Je souffle dans ma pauvre flûte,
Et la glace, hélas ! ne reflète
Aucun sourire auprès de ma tristesse,
Aucun visage auprès de mon visage.
Je sifflerai puisque le sort l’exige.
Un lilas bleu se fane dans la tasse
Où tu buvais du thé chinois
Dans l’automne embaumé de pommes et de noix.
Il y avait des branches vertes,
Il y avait des feuilles mortes.
Et tu dansais parmi les noires chèvres,
Dans l’herbe jaune en secouant des roses ;
Et tu savais des baisers et des ruses
Qui me laissaient tremblant et les mains ivres.
La nuit, c’étaient les rossignols,
Et la lune glissant sur les bois espagnols.
Ombreuse auberge béarnaise
Que notre tendresse éternise !
Tu fredonnais en frottant la guitare
De sombres airs, graves comme l’orage,
Et les rouliers qui buvaient du vin rouge
Se regardaient et regardaient la terre.
Et je t’aimais éperdument,
(Dis si je mens) comme un jeune homme de roman.
Et derrière je ne sais quelles
Mers orageuses ou tranquilles
Sais-je où tu es ? Mais les toits du village
Fument encor vers les blanches montagnes,
Et les enfants ramassent les châtaignes,
Et le sureau de ses grappes s’allège.
Même décor.
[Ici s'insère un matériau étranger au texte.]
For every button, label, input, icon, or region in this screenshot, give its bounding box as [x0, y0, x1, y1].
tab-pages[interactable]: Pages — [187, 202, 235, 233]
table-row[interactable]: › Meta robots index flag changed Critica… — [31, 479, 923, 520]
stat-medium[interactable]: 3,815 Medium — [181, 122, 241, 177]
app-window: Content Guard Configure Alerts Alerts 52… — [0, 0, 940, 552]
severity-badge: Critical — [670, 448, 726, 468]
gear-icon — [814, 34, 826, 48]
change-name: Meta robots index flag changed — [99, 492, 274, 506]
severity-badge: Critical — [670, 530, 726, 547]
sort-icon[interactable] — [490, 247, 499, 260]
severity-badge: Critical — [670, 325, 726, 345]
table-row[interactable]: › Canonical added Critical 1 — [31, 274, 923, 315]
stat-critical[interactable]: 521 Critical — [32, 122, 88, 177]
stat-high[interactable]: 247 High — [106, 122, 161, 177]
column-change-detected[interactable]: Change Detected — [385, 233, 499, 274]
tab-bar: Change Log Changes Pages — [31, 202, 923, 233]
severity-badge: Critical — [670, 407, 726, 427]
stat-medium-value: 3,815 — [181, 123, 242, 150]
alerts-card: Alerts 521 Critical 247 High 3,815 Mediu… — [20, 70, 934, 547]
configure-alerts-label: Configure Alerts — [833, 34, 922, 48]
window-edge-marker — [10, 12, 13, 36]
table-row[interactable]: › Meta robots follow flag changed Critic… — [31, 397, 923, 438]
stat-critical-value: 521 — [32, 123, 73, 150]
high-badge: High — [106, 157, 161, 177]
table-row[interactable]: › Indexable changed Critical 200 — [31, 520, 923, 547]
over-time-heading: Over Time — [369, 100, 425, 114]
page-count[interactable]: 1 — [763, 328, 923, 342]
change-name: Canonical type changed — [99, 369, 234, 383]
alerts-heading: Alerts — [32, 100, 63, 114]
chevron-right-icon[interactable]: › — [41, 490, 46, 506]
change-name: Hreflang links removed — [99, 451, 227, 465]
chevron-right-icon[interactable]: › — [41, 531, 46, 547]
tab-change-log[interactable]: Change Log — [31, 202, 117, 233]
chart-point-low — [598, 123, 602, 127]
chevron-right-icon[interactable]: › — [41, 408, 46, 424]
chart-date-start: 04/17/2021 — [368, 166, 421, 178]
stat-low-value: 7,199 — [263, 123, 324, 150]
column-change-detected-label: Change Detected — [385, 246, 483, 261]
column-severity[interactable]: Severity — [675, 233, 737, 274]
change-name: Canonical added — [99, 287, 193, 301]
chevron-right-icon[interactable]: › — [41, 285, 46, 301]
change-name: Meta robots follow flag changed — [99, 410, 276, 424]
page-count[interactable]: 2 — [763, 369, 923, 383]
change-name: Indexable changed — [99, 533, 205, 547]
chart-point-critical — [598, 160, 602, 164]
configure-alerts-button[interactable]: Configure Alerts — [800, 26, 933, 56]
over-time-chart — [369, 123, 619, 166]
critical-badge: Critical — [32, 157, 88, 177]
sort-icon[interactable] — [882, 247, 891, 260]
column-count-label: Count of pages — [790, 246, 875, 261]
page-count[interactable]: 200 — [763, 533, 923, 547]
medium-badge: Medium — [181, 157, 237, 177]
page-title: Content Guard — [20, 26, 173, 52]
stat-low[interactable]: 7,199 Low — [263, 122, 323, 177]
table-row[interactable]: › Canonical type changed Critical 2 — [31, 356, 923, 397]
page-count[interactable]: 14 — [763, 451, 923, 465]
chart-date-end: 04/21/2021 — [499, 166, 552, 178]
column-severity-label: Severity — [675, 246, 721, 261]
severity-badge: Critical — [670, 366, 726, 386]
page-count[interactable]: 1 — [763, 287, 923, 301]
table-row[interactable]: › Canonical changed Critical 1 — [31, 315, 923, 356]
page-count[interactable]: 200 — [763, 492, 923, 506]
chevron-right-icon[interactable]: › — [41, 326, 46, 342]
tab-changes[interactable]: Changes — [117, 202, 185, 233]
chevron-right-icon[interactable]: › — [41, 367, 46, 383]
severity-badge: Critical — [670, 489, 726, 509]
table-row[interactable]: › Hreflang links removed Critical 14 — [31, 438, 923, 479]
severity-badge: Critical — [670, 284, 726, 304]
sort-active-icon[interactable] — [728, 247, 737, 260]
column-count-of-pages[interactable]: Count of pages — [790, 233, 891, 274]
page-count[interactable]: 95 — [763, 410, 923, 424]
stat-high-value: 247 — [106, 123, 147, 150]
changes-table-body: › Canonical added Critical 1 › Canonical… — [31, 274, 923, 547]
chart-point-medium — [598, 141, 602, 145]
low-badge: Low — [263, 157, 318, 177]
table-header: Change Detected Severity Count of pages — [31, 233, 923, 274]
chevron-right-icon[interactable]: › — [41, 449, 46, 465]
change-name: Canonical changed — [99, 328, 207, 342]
Pour n’y changer,
Ne reviendras-tu pas danser dans le verger ?
Ce sont les hêtres et les ormes,
Mais la flûte à l’heure des larmes,
En endormant ma cure et son murmure,
Transformera ma peine en harmonie ;
Et je mordrai dans la rose fanée
Et les rubis de la grenade amère ;
Et de leurs lèvres sur mes yeux
Les Muses sécheront des pleurs délicieux.